Farmers in a Karnataka village ploughing the field. Some of the provisions of the Bill are viewed as a direct assault on the traditional rights of farmers who have been growing, exchanging, saving, reusing and selling their own seeds for centuries.-K.BHAGYA PRAKASH

The draft Seeds Bill seeks to dilute all the safeguards provided by the Protection of Plant Varieties and Farmers' Rights Act, 2001, to the farmer, whose existence is already fragile.

BENJAMIN FRANKLIN had once said that agriculture was the only honest way for a country to acquire wealth, "wherein man receives a real increase of the seed thrown into the ground, in a kind of continual miracle... "

The magic of this miracle is wearing thin for the Indian farmer. With over 25,000 farmers committing suicide over the past few years and Prime Minister Manmohan Singh admitting that the problems of the agricultural sector extend `beyond weather', it is time policy-makers did a rethink about agricultural policy and the related laws.

In this context, one important document that needs to be looked into is the draft Seeds Bill 2004, which the Union government plans to unleash upon the farmers. It is variously described as "anti-constitutional", "savage", "pernicious", and "appalling", and accused of taking "a suicidal line" and being a "threat to democracy". It is also criticised as being anti-farmer and preparing the Indian market for seed corporations, transnational and Indian. There is also the fear that it will give rise to an agricultural bureaucracy that has the power to harass the farmers.

Some of the provisions of the Bill are viewed as a direct assault on the traditional rights of farmers who have been growing, exchanging, saving, reusing and selling their own seeds for centuries. For instance, Section 13(1) prevents anyone from buying or selling any variety of seed if it is not registered, and Section 21(1) prevents a farmer from growing or organising "the production of seeds unless he is registered as such by the State government."

In stark contradiction, the same Bill claims in Section 43: "Nothing in this Act shall restrict the right of the farmer to save, use, exchange, share or sell his farm seeds and planting material, except that he shall not sell such seed or planting material under a brand name or which does not conform to the minimum limit of germination, physical purity, genetic purity prescribed under Clause (a) or Clause (b) of Section 6".

The Bill focusses on protecting "brands"; "enhancing the growth of the seed industry" is a clearly stated objective. Though branding and compulsory registration might make seeds unaffordable for farmers, a mechanism to regulate the price is not even discussed in the Bill. There is also no provision for a cap on profit that is to be made from a given brand, nor has the parentage of the seed variety been questioned. So, farmers may end up paying hundreds of times the cost of a "registered" seed, which, in all probability, has been bred from the traditional varieties developed by them.

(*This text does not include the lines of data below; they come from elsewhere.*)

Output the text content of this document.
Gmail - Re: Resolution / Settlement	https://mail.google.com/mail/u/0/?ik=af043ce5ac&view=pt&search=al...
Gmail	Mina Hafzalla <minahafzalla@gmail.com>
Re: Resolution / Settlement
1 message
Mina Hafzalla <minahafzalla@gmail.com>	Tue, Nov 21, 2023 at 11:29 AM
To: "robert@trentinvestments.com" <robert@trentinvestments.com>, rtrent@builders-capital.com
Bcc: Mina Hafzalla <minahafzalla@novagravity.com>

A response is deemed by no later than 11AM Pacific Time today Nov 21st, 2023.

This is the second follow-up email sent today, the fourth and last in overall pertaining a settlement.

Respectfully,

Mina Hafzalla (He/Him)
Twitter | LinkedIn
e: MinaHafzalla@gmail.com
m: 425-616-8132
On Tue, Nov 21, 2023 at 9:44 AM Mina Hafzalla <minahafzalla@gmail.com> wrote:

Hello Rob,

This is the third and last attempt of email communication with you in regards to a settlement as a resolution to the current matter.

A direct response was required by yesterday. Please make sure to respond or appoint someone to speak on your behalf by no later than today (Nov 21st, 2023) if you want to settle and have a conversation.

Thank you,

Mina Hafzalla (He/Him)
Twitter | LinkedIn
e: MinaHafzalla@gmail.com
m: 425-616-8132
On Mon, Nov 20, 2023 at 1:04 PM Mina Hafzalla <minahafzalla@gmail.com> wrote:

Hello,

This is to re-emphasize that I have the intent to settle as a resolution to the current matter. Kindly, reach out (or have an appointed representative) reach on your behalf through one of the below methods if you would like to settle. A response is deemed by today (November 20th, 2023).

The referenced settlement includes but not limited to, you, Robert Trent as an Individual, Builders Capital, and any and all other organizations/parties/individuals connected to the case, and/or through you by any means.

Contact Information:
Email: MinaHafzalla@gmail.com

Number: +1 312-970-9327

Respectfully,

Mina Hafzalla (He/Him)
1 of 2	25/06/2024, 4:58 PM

According to Devinder Sharma of the Forum for Biotechnology and Food Security, nearly three-fourths of the market price for brands such as Bt cotton constitute the royalty on technology. The margins of profit of seed companies are huge. He says: "Making those kinds of profits off poor farmers is criminal."

The Central government has built its case for a new Seeds Bill on the premise that the existing Seed Act, 1966, is no longer suitable. But why it is no longer suitable is not made clear. For instance, the first stated objective of the draft Bill, according to the Ministry of Agriculture, is to "overcome its [Seed Act 1966] present deficiencies".

What are these deficiencies?

The registration of all the seed varieties is not compulsory. And commercial and plantation crops and non-notified varieties are not covered. But why it is so important to "cover" all varieties is not explained.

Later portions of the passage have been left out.